As my co-workers and bosses partied in San Francisco last week at MacWorld, I sat in my cubicle, listening to my iPod and reading the following article on my PC: "The Media's Crush on Apple." And if you think about it, the headline is true. Apple is the apple of the media's eye.
I swear to God the NYTimes wrote a half dozen articles previewing and reviewing the Nano. Jobs is on the cover of nearly every major newspaper and magazine everytime a new version of iPod is released. Sure, Bill Gates received big coverage for the release of the new Xbox360, but the last Xbox was released six years ago. Apple is releasing a new iPod every six months.

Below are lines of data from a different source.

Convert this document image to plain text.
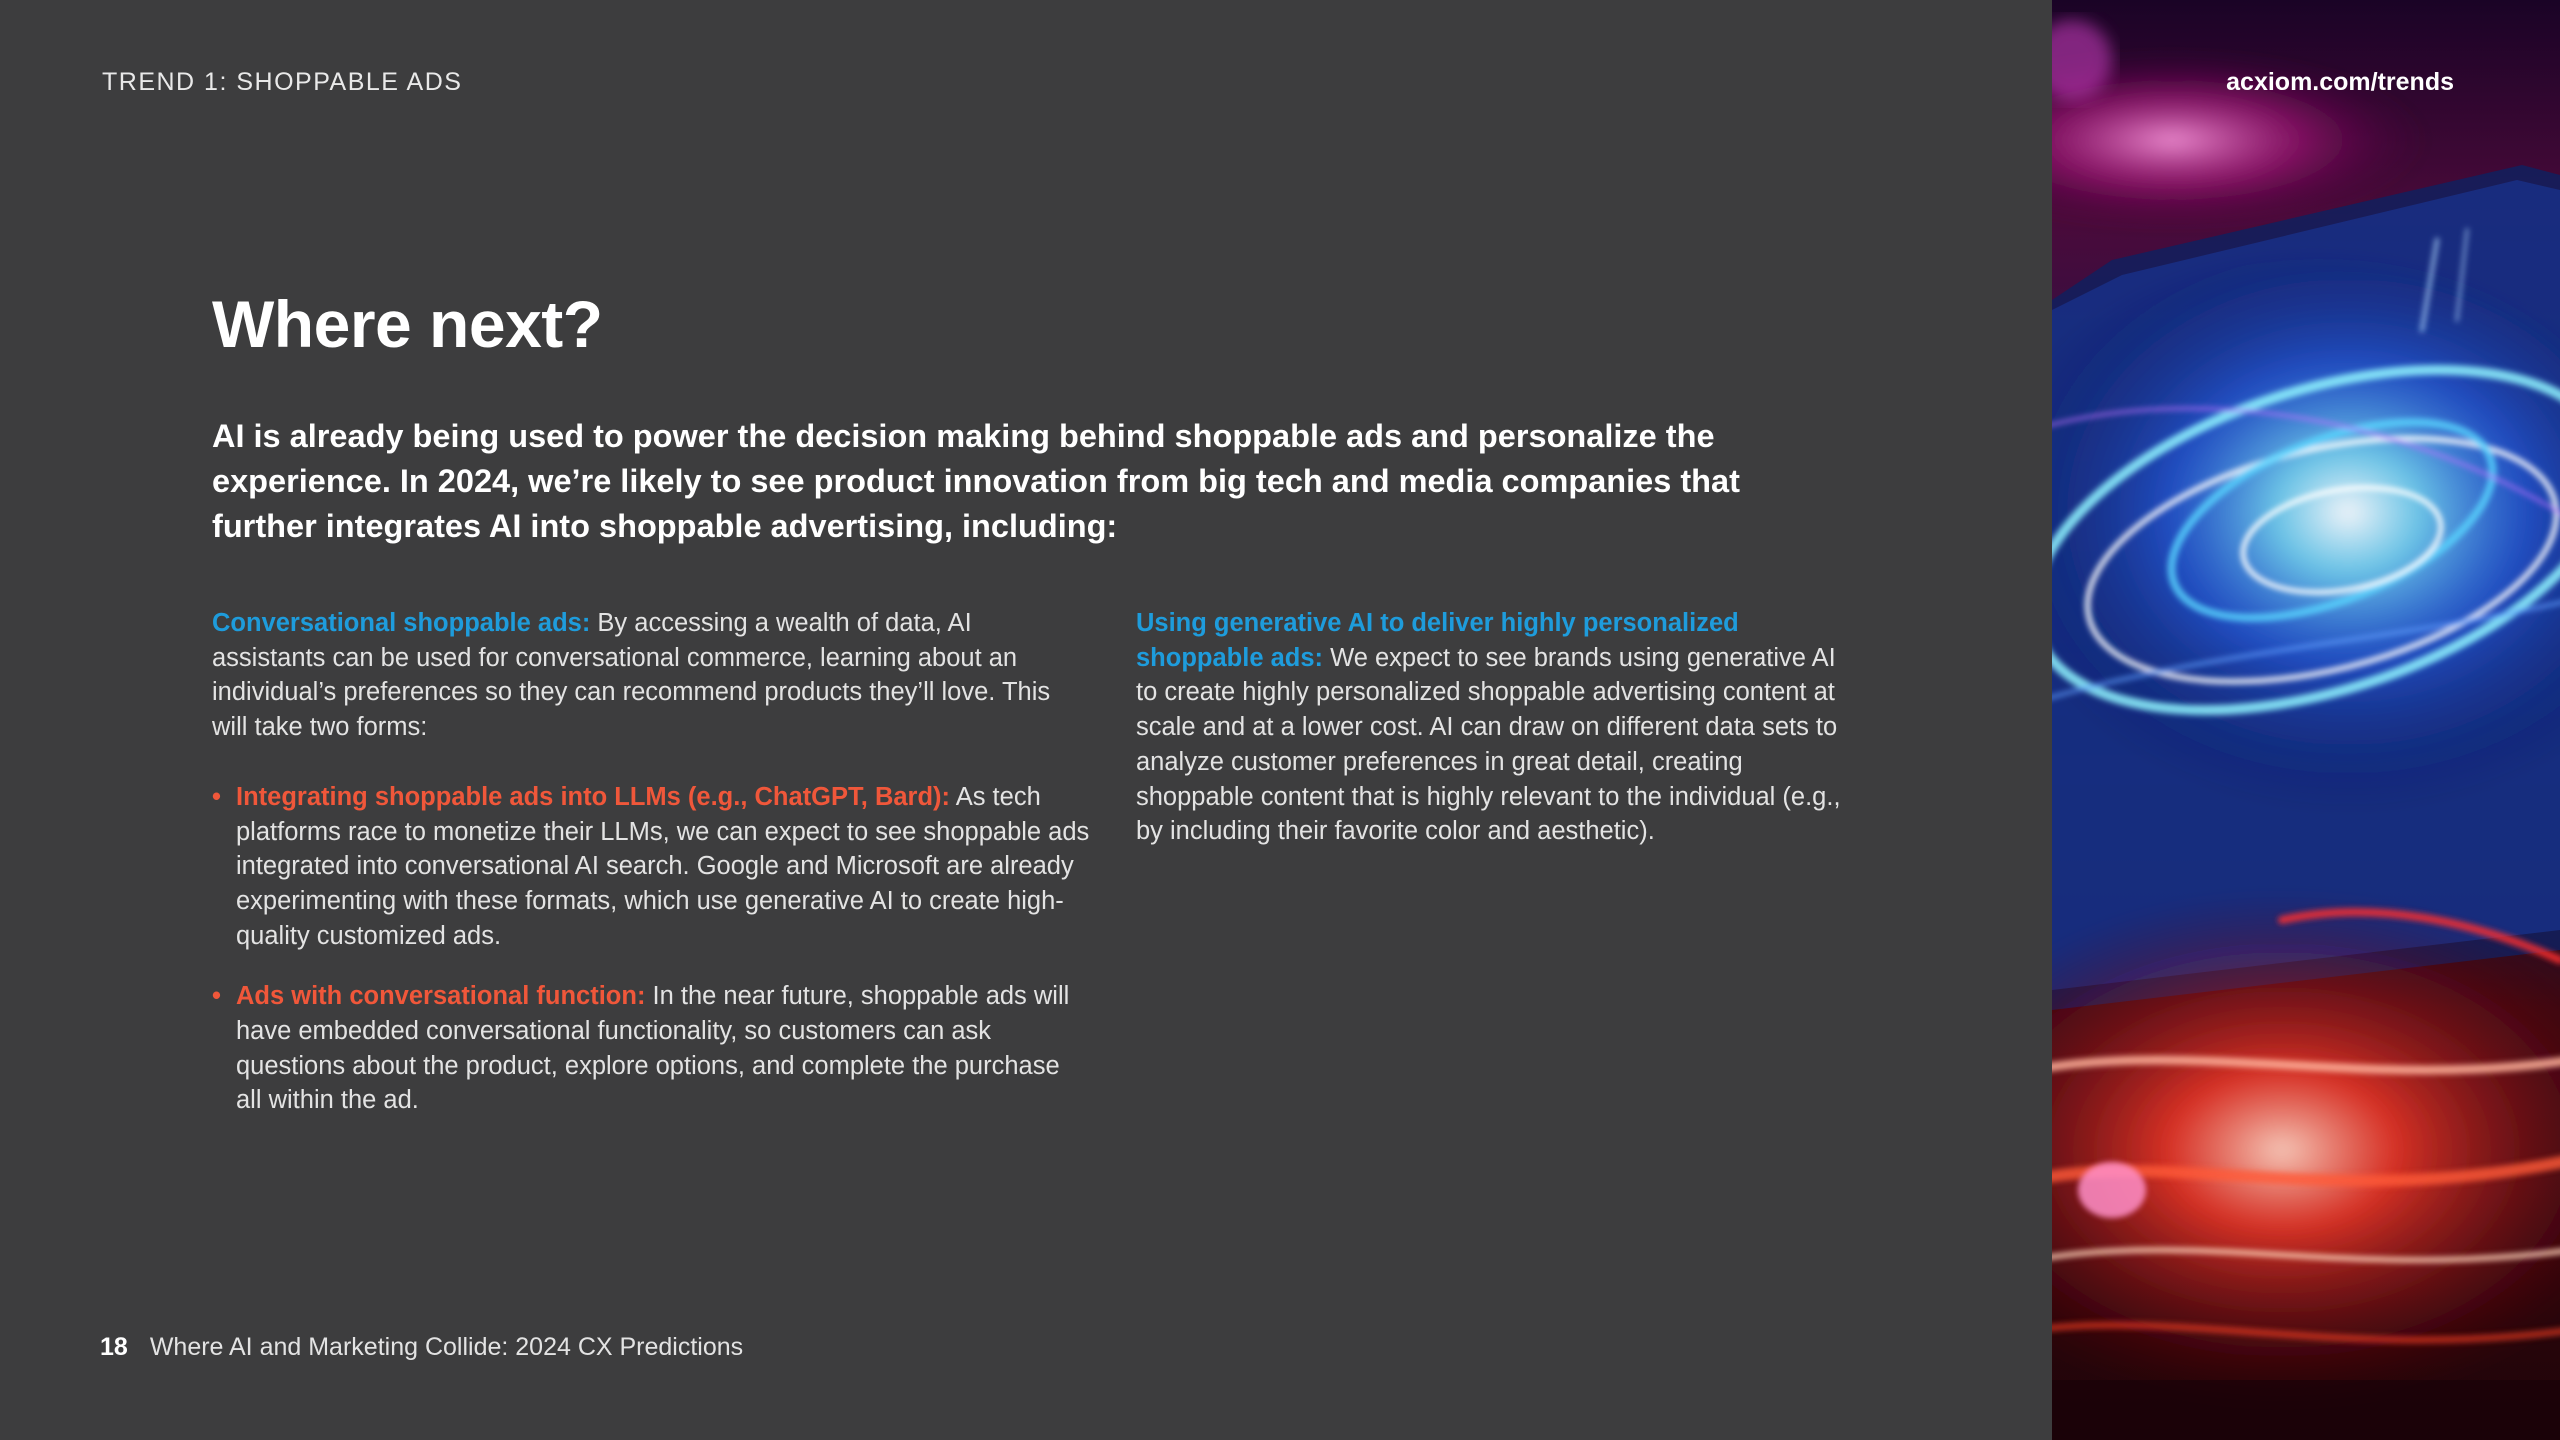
TREND 1: SHOPPABLE ADS
Where next?

AI is already being used to power the decision making behind shoppable ads and personalize the experience. In 2024, we’re likely to see product innovation from big tech and media companies that further integrates AI into shoppable advertising, including:

Conversational shoppable ads: By accessing a wealth of data, AI assistants can be used for conversational commerce, learning about an individual’s preferences so they can recommend products they’ll love. This will take two forms:

• Integrating shoppable ads into LLMs (e.g., ChatGPT, Bard): As tech platforms race to monetize their LLMs, we can expect to see shoppable ads integrated into conversational AI search. Google and Microsoft are already experimenting with these formats, which use generative AI to create high-quality customized ads.
• Ads with conversational function: In the near future, shoppable ads will have embedded conversational functionality, so customers can ask questions about the product, explore options, and complete the purchase all within the ad.

Using generative AI to deliver highly personalized shoppable ads: We expect to see brands using generative AI to create highly personalized shoppable advertising content at scale and at a lower cost. AI can draw on different data sets to analyze customer preferences in great detail, creating shoppable content that is highly relevant to the individual (e.g., by including their favorite color and aesthetic).

18 Where AI and Marketing Collide: 2024 CX Predictions
acxiom.com/trends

My question is: What happened to the computers? Mac computers are at least as capable as any PC, but who's buying them? The only places where I see Macs are in graphic design departments, Gramp's office and K-12 classrooms.
Which leads to my next question: Why are schools so prone to using Macs? I know schools are saving dollars, but if they want to prepare students, they ought put them in front of a PC because few offices use Macs. I am the case-in-point, working on my PC and listening to my iPod.
The Apple stock has soared, but investors should be worried about a such a large corporation hanging onto a single product, especially when cheaper, flashier MP3 players are coming after the market share. Or maybe they can rest because the media is too in love with Apple to consider any other suitors.